On April 3, the MiTi team officially released the native multimodal large model LongCat-Next. This model breaks through the traditional "language foundation + plugin" architecture by converting images, speech, and text into the same source discrete Token, allowing AI to "see" and "hear" the physical world natively, just like processing text.

Technical Core: DiNA Architecture Achieves "Modality Internalization"

To break down the barriers between modalities, MiTi has built the DiNA (Discrete Native Autoregressive) architecture, achieving deep unification in multimodal modeling:

  • Full Modality Unification: Whether it's text, images, or audio, the model uses the same set of parameters, attention mechanisms, and loss functions.

  • Symmetry of Understanding and Generation: Under a unified mathematical form, predicting text Tokens is "understanding," while predicting image Tokens is "generation." Both show significant collaborative potential during training.

  • Extreme Compression: Using the dNaViT Visual Tokenizer, it supports arbitrary resolution inputs and achieves a pixel space compression of up to 28 times through 8 layers of residual vector quantization, preserving key details in tasks such as OCR and financial report parsing.

Empirical Performance: Discrete Modeling Has No "Ceiling"

LongCat-Next demonstrates performance surpassing specialized models across multiple dimensions, effectively refuting the traditional view that "discretization inevitably leads to information loss":

  • Fine-Grained Perception: In dense text scenarios on OmniDocBench, its performance not only exceeds Qwen3-Omni but also outperforms the specialized visual model Qwen3-VL.

  • Visual Reasoning: It achieved an impressive score of 83.1 on MathVista, demonstrating strong industrial-level logical capabilities.

  • Cross-Modal Collaboration: While maintaining leading language capabilities (C-Eval 86.80), it supports low-latency parallel text and speech generation and customizable voice cloning.
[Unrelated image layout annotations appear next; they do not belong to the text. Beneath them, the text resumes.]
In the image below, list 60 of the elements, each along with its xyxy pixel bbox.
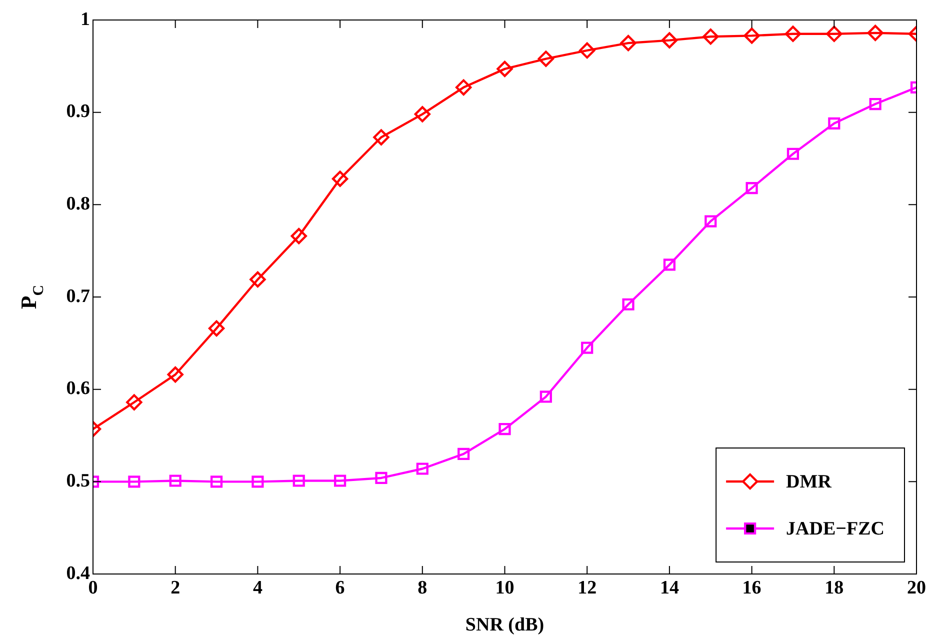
point (744, 28, 760, 44)
point (661, 32, 678, 48)
x-axis-title: SNR (dB) (465, 614, 544, 636)
x-tick-label: 18 (824, 577, 844, 598)
x-tick-label: 14 (660, 577, 680, 598)
x-tick-label: 10 (495, 577, 514, 598)
y-tick-label: 0.5 (66, 470, 90, 492)
x-tick-label: 8 (418, 577, 428, 598)
point (702, 28, 719, 45)
point (290, 228, 307, 244)
point (169, 474, 182, 487)
point (373, 129, 390, 146)
point (334, 474, 346, 487)
point (455, 79, 472, 96)
point (498, 422, 511, 436)
point (126, 394, 142, 410)
point (375, 472, 388, 484)
y-tick-label: 0.6 (66, 378, 90, 400)
point (867, 24, 884, 42)
point (663, 258, 676, 271)
legend-label: JADE−FZC (786, 518, 885, 540)
point (416, 462, 428, 475)
point (167, 366, 184, 383)
y-tick-label: 0.8 (66, 194, 90, 215)
point (622, 298, 634, 310)
point (869, 98, 882, 110)
point (746, 182, 758, 194)
point (496, 60, 513, 78)
x-tick-label: 2 (170, 577, 180, 598)
x-tick-label: 6 (335, 577, 345, 598)
point (538, 50, 554, 67)
point (786, 148, 800, 160)
point (458, 448, 470, 460)
point (250, 271, 266, 288)
point (414, 106, 430, 122)
point (828, 117, 840, 130)
legend-label: DMR (786, 471, 832, 492)
point (128, 476, 140, 488)
point (332, 170, 348, 187)
x-tick-label: 0 (88, 577, 98, 598)
point (620, 34, 636, 52)
point (826, 26, 842, 42)
y-tick-label: 0.9 (66, 101, 90, 122)
x-tick-label: 16 (742, 577, 762, 598)
point (784, 26, 802, 42)
y-tick-label: 1 (80, 8, 90, 30)
y-axis-title: PC (16, 284, 47, 310)
point (704, 215, 717, 228)
point (208, 320, 225, 336)
x-tick-label: 20 (907, 577, 926, 598)
y-tick-label: 0.7 (66, 286, 90, 307)
point (292, 474, 305, 487)
point (252, 476, 264, 488)
point (210, 476, 223, 488)
x-tick-label: 12 (578, 577, 597, 598)
point (540, 390, 552, 403)
x-tick-label: 4 (252, 577, 263, 598)
point (581, 342, 594, 354)
point (579, 42, 596, 59)
y-tick-label: 0.4 (66, 562, 90, 584)
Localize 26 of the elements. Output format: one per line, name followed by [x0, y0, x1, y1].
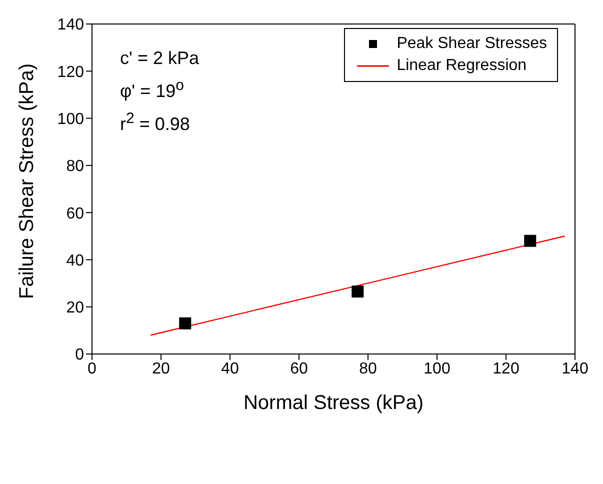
x-tick-label: 120	[492, 360, 520, 378]
x-tick-label: 140	[562, 360, 588, 378]
x-tick-label: 60	[290, 360, 308, 378]
x-tick-label: 100	[424, 360, 450, 378]
y-tick-label: 40	[66, 252, 84, 270]
legend-label: Peak Shear Stresses	[396, 35, 547, 53]
x-tick-label: 20	[152, 360, 170, 378]
y-tick-label: 20	[66, 300, 84, 317]
y-tick-label: 120	[57, 64, 84, 81]
y-tick-label: 80	[66, 158, 84, 176]
x-tick-label: 0	[88, 360, 97, 378]
annotation: c' = 2 kPa	[120, 47, 199, 70]
y-tick-label: 140	[57, 16, 84, 34]
x-axis-title: Normal Stress (kPa)	[243, 392, 424, 414]
annotation: φ' = 19$^{o}$	[120, 76, 185, 103]
y-tick-label: 0	[75, 346, 84, 364]
legend-label: Linear Regression	[396, 57, 527, 75]
x-tick-label: 40	[221, 360, 239, 378]
y-axis-title: Failure Shear Stress (kPa)	[16, 63, 38, 299]
point	[352, 286, 364, 298]
x-tick-label: 80	[359, 360, 377, 378]
y-tick-label: 60	[66, 205, 84, 222]
y-tick-label: 100	[57, 110, 84, 128]
annotation: r$^{2}$ = 0.98	[120, 109, 191, 136]
point	[524, 234, 536, 247]
point	[179, 317, 192, 330]
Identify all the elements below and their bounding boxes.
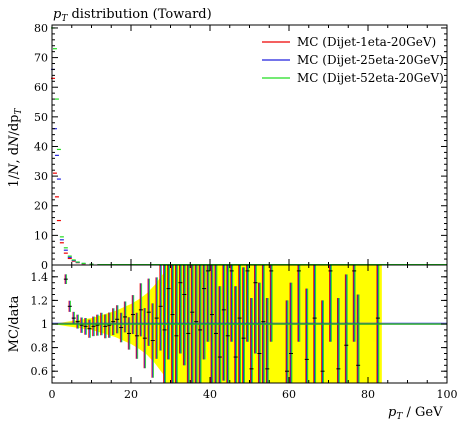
chart-title: pT distribution (Toward) bbox=[53, 7, 212, 24]
upper-ytick-label-1: 10 bbox=[34, 229, 48, 242]
lower-ytick-label-4: 1.4 bbox=[31, 271, 49, 284]
upper-ytick-label-4: 40 bbox=[34, 140, 48, 153]
legend-label-2: MC (Dijet-52eta-20GeV) bbox=[297, 71, 444, 85]
lower-ylabel: MC/data bbox=[7, 295, 22, 352]
upper-ytick-label-3: 30 bbox=[34, 170, 48, 183]
upper-ytick-label-0: 0 bbox=[41, 259, 48, 272]
legend-label-0: MC (Dijet-1eta-20GeV) bbox=[297, 35, 436, 49]
lower-plot-area: 0.6 0.8 1 1.2 1.4 0 20 40 60 80 100 bbox=[31, 264, 458, 401]
svg-text:1/N, dN/dpT: 1/N, dN/dpT bbox=[7, 107, 24, 187]
upper-ytick-label-7: 70 bbox=[34, 52, 48, 65]
xtick-label-3: 60 bbox=[282, 388, 296, 401]
legend: MC (Dijet-1eta-20GeV) MC (Dijet-25eta-20G… bbox=[262, 35, 444, 85]
svg-text:MC/data: MC/data bbox=[7, 295, 22, 352]
xtick-label-0: 0 bbox=[49, 388, 56, 401]
xtick-label-4: 80 bbox=[361, 388, 375, 401]
xtick-label-1: 20 bbox=[124, 388, 138, 401]
lower-ytick-label-2: 1 bbox=[41, 318, 48, 331]
xlabel: pT / GeV bbox=[388, 405, 443, 422]
lower-ytick-label-0: 0.6 bbox=[31, 365, 49, 378]
upper-ytick-label-2: 20 bbox=[34, 200, 48, 213]
xtick-label-2: 40 bbox=[203, 388, 217, 401]
upper-ylabel: 1/N, dN/dpT bbox=[7, 107, 24, 187]
upper-ytick-label-8: 80 bbox=[34, 22, 48, 35]
xtick-label-5: 100 bbox=[437, 388, 458, 401]
lower-ytick-label-1: 0.8 bbox=[31, 342, 49, 355]
lower-ytick-label-3: 1.2 bbox=[31, 294, 49, 307]
upper-ytick-label-6: 60 bbox=[34, 81, 48, 94]
upper-ytick-label-5: 50 bbox=[34, 111, 48, 124]
legend-label-1: MC (Dijet-25eta-20GeV) bbox=[297, 53, 444, 67]
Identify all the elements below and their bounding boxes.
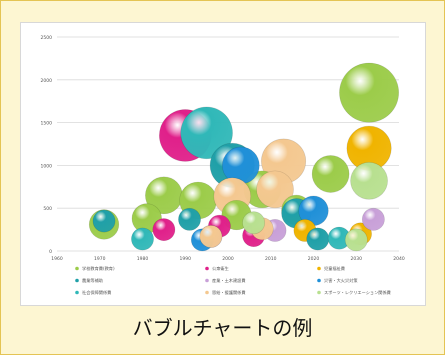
bubble-series bbox=[88, 62, 399, 252]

Industry Insight: The Foundation for Physical World AI

For a long time, large models have been language-centered systems. The significance of LongCat-Next lies in proving that physical information can be discretized and modeled like language. When AI has a unified "native language," it becomes smarter and more intuitive when calling tools, writing code, and understanding complex charts.

Currently, MiTi has open-sourced the LongCat-Next model and the dNaViT tokenizer. This compact, high-potential native discrete architecture will provide important tools for developers to build AI capable of perceiving and acting upon the real world.